Foi preciso descer, ou lateralizar, até à Linha de Cascais para confirmar que nem tudo no Estoril são mansões com vista para o mar — até há um estádio que, enfim, me fez recuar aos tempos em que assistia a jogos do Moitense na terceira ou quarta divisão dos distritais de Aveiro, nos anos 80. Exagero. Aquilo era um pelado, nem bancadas havia, e o mais entusiasmante era ver as cacetadas nas canelas e a ousadia dos guarda-redes a lançarem-se e a esfolarem-se todos na pedra solta.

Mas enfim, a minha visita ao estádio do Estoril-Praia deu para saber duas coisas. A primeira foi que, pobre de mim, sou um desgraçado frequentador da Varanda da Luz — e, nos últimos tempos, com passagem pela Varanda do Varandas, uma ida ao Dragão, outra ao Montjuïc, em Barcelona, e uma outra (que terá repetição este ano) ao Jamor. Portanto, sou frequentador de estádios com História, ignorando as vicissitudes dos pequenos clubes, mesmo em regiões onde o metro quadrado de construção ultrapassa, em certos sítios, os dez mil euros.
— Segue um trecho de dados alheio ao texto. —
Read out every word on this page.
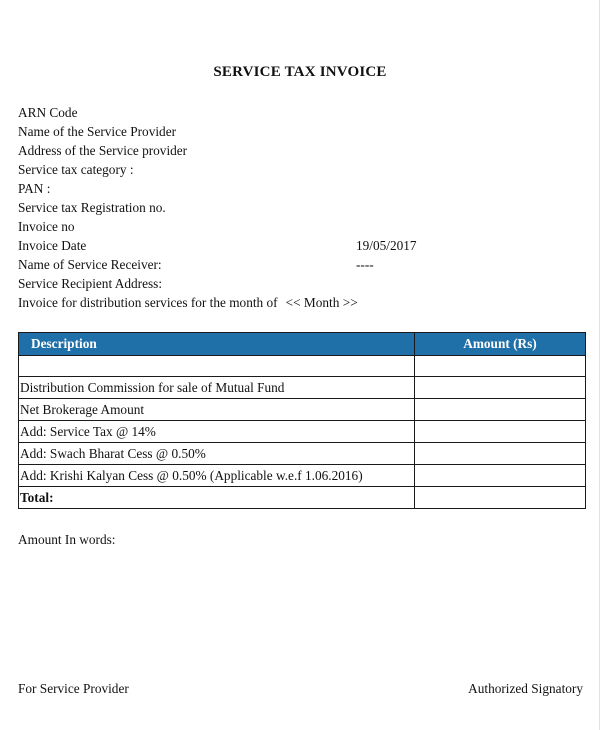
SERVICE TAX INVOICE
ARN Code
Name of the Service Provider
Address of the Service provider
Service tax category :
PAN :
Service tax Registration no.
Invoice no
Invoice Date	19/05/2017
Name of Service Receiver:	----
Service Recipient Address:
Invoice for distribution services for the month of << Month >>
Description	Amount (Rs)

Distribution Commission for sale of Mutual Fund	
Net Brokerage Amount	
Add: Service Tax @ 14%	
Add: Swach Bharat Cess @ 0.50%	
Add: Krishi Kalyan Cess @ 0.50% (Applicable w.e.f 1.06.2016)	
Total:	
Amount In words:
For Service Provider	Authorized Signatory
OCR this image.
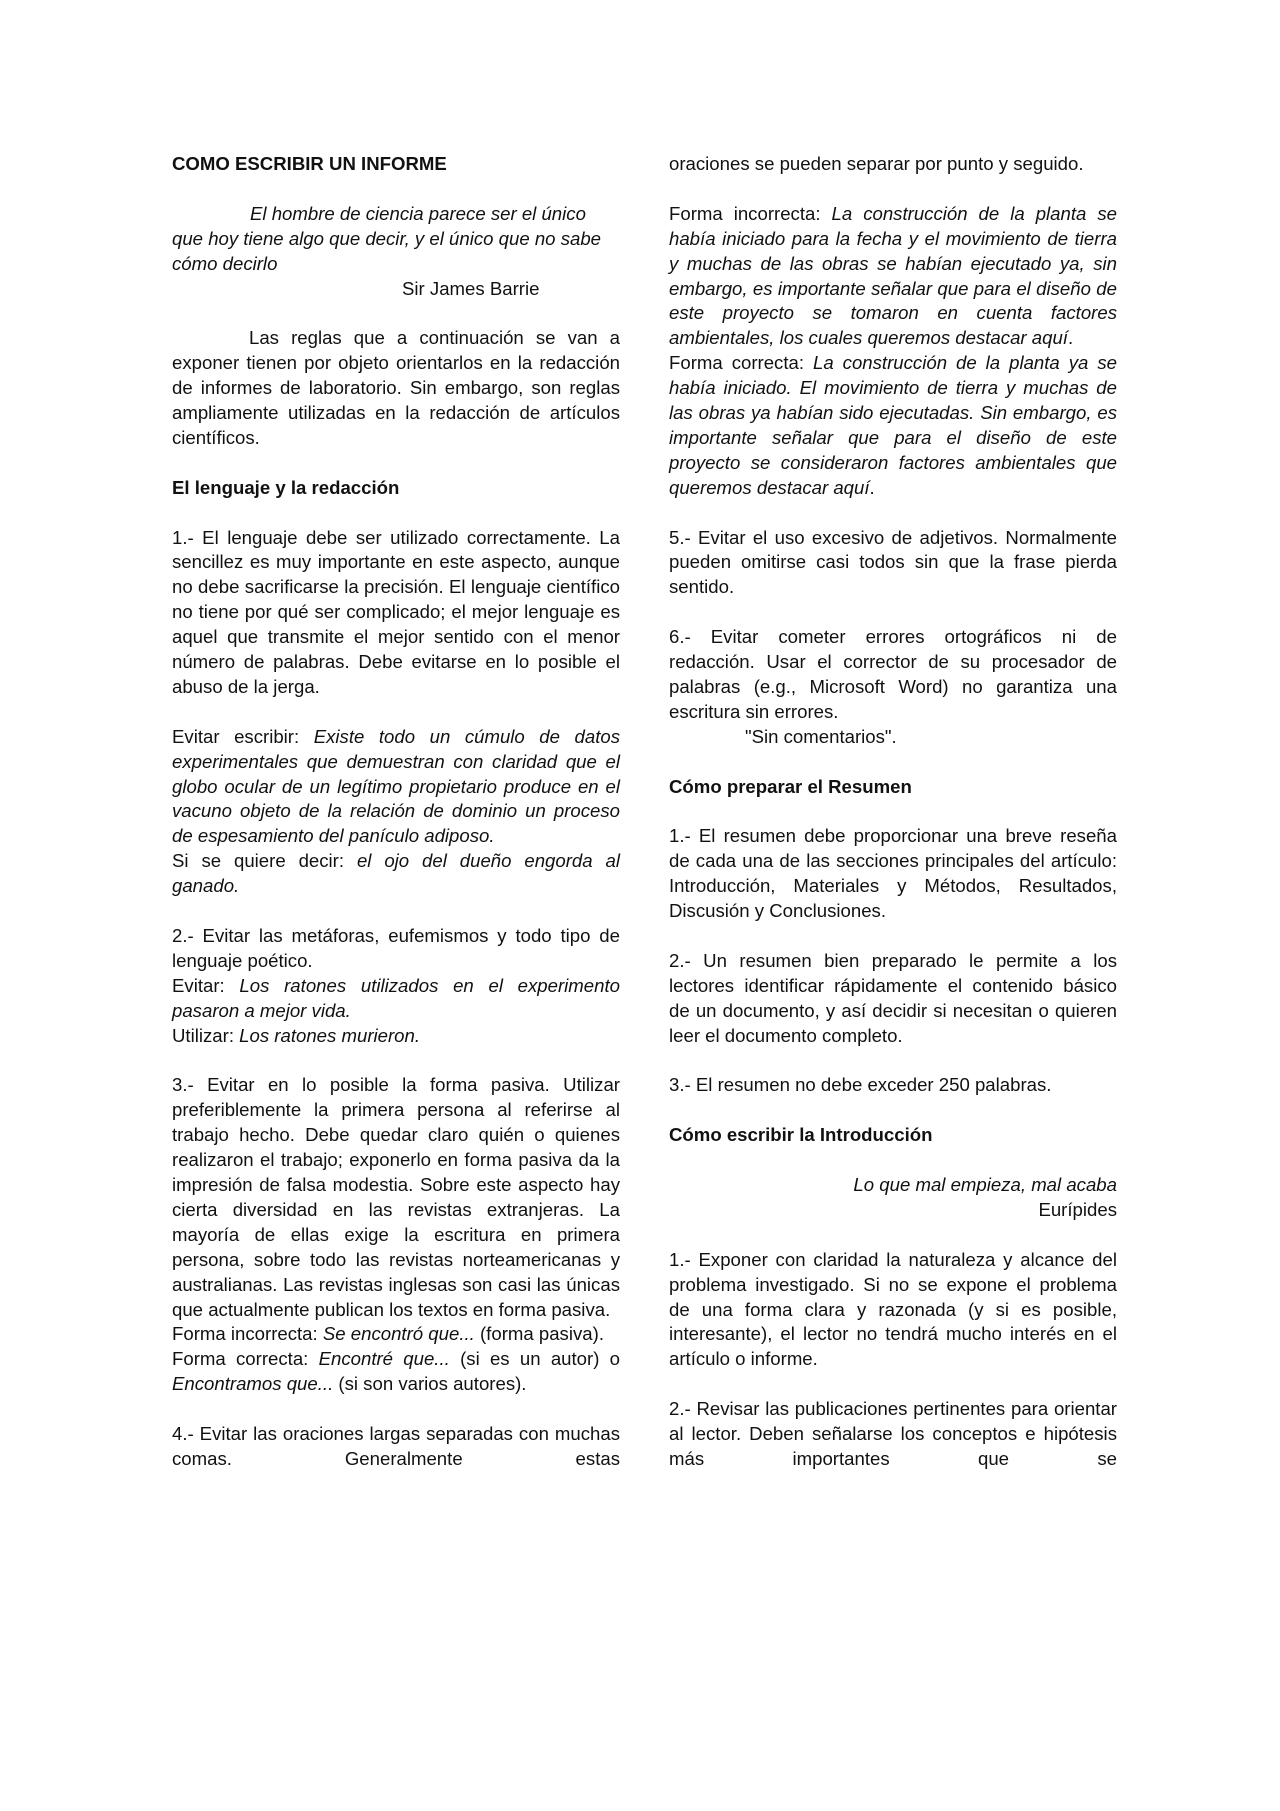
COMO ESCRIBIR UN INFORME

El hombre de ciencia parece ser el único que hoy tiene algo que decir, y el único que no sabe cómo decirlo

Sir James Barrie

Las reglas que a continuación se van a exponer tienen por objeto orientarlos en la redacción de informes de laboratorio. Sin embargo, son reglas ampliamente utilizadas en la redacción de artículos científicos.

El lenguaje y la redacción

1.- El lenguaje debe ser utilizado correctamente. La sencillez es muy importante en este aspecto, aunque no debe sacrificarse la precisión. El lenguaje científico no tiene por qué ser complicado; el mejor lenguaje es aquel que transmite el mejor sentido con el menor número de palabras. Debe evitarse en lo posible el abuso de la jerga.

Evitar escribir: Existe todo un cúmulo de datos experimentales que demuestran con claridad que el globo ocular de un legítimo propietario produce en el vacuno objeto de la relación de dominio un proceso de espesamiento del panículo adiposo.

Si se quiere decir: el ojo del dueño engorda al ganado.

2.- Evitar las metáforas, eufemismos y todo tipo de lenguaje poético.

Evitar: Los ratones utilizados en el experimento pasaron a mejor vida.

Utilizar: Los ratones murieron.

3.- Evitar en lo posible la forma pasiva. Utilizar preferiblemente la primera persona al referirse al trabajo hecho. Debe quedar claro quién o quienes realizaron el trabajo; exponerlo en forma pasiva da la impresión de falsa modestia. Sobre este aspecto hay cierta diversidad en las revistas extranjeras. La mayoría de ellas exige la escritura en primera persona, sobre todo las revistas norteamericanas y australianas. Las revistas inglesas son casi las únicas que actualmente publican los textos en forma pasiva.

Forma incorrecta: Se encontró que... (forma pasiva).

Forma correcta: Encontré que... (si es un autor) o Encontramos que... (si son varios autores).

4.- Evitar las oraciones largas separadas con muchas comas. Generalmente estas

oraciones se pueden separar por punto y seguido.

Forma incorrecta: La construcción de la planta se había iniciado para la fecha y el movimiento de tierra y muchas de las obras se habían ejecutado ya, sin embargo, es importante señalar que para el diseño de este proyecto se tomaron en cuenta factores ambientales, los cuales queremos destacar aquí.

Forma correcta: La construcción de la planta ya se había iniciado. El movimiento de tierra y muchas de las obras ya habían sido ejecutadas. Sin embargo, es importante señalar que para el diseño de este proyecto se consideraron factores ambientales que queremos destacar aquí.

5.- Evitar el uso excesivo de adjetivos. Normalmente pueden omitirse casi todos sin que la frase pierda sentido.

6.- Evitar cometer errores ortográficos ni de redacción. Usar el corrector de su procesador de palabras (e.g., Microsoft Word) no garantiza una escritura sin errores.

"Sin comentarios".

Cómo preparar el Resumen

1.- El resumen debe proporcionar una breve reseña de cada una de las secciones principales del artículo: Introducción, Materiales y Métodos, Resultados, Discusión y Conclusiones.

2.- Un resumen bien preparado le permite a los lectores identificar rápidamente el contenido básico de un documento, y así decidir si necesitan o quieren leer el documento completo.

3.- El resumen no debe exceder 250 palabras.

Cómo escribir la Introducción

Lo que mal empieza, mal acaba

Eurípides

1.- Exponer con claridad la naturaleza y alcance del problema investigado. Si no se expone el problema de una forma clara y razonada (y si es posible, interesante), el lector no tendrá mucho interés en el artículo o informe.

2.- Revisar las publicaciones pertinentes para orientar al lector. Deben señalarse los conceptos e hipótesis más importantes que se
Por outro lado, fiquei finalmente a saber — mesmo se pouco — quem foi o António Coimbra da Mota. Pesquisei na Internet enquanto as equipas ainda aqueciam. Consta que terá sido um benemérito, cujos herdeiros devem estar agora a lamentar a doação — ou, pelo menos, a ponderar se o nome não merecia um estádio menos propenso a servir de abrigo ao vento e às sevícias meteorológicas do Guincho. Brincadeira, claro.

Não me posso queixar da experiência. A começar por pensar, ingénuo de mim, que seria rápida e fácil a viagem até ao estádio: comboio até ao Monte Estoril e depois um breve passeio até ao recinto. Porém, o progresso em Portugal é daquelas coisas que complicam sempre a vida a quem tem planos simples — e, assim sendo, a modernização da Linha de Cascais, mais a expansão da rede de metro, levou à suspensão dos comboios entre o Cais do Sodré e Algés durante este fim-de-semana. Resultado: acabei por recorrer aos serviços ‘uberianos’ da Elisabete — e lá fiquei às portas do estádio, bem a tempo de sacar a acreditação e entrar logo ali, com passagem pelo relvado para uma fotografia que, aliás, nunca consegui tirar na Luz.

Do jogo, verdadeiramente, pouco há a dizer. Ou melhor: o essencial foi dito pelo Tiago Franco. Acrescento, ainda assim, que nesta senda final de um dos campeonatos mais renhidos de que há memória (pelo menos desde que a memória dos benfiquistas se reduz à última jornada), procuro também disfarçar o meu nervosismo escrevendo sobre tudo e sobre nada.

Vai-se, pois, destacando a arquitectura do estádio, adequado a adeptos à moda antiga, que aguentam as intempéries da chuva, do sol e do vento — porque está quase tudo destapado, ao contrário do que sucede com os jornalistas da imprensa escrita, enclausurados numa espécie de aquário envidraçado que, embora os proteja dos elementos, também os impede de sentir o ambiente dos adeptos. De resto, quase todos benfiquistas. E como se não bastasse, ficam acantonados na ala norte, o que significa que só vêem bem um dos ataques.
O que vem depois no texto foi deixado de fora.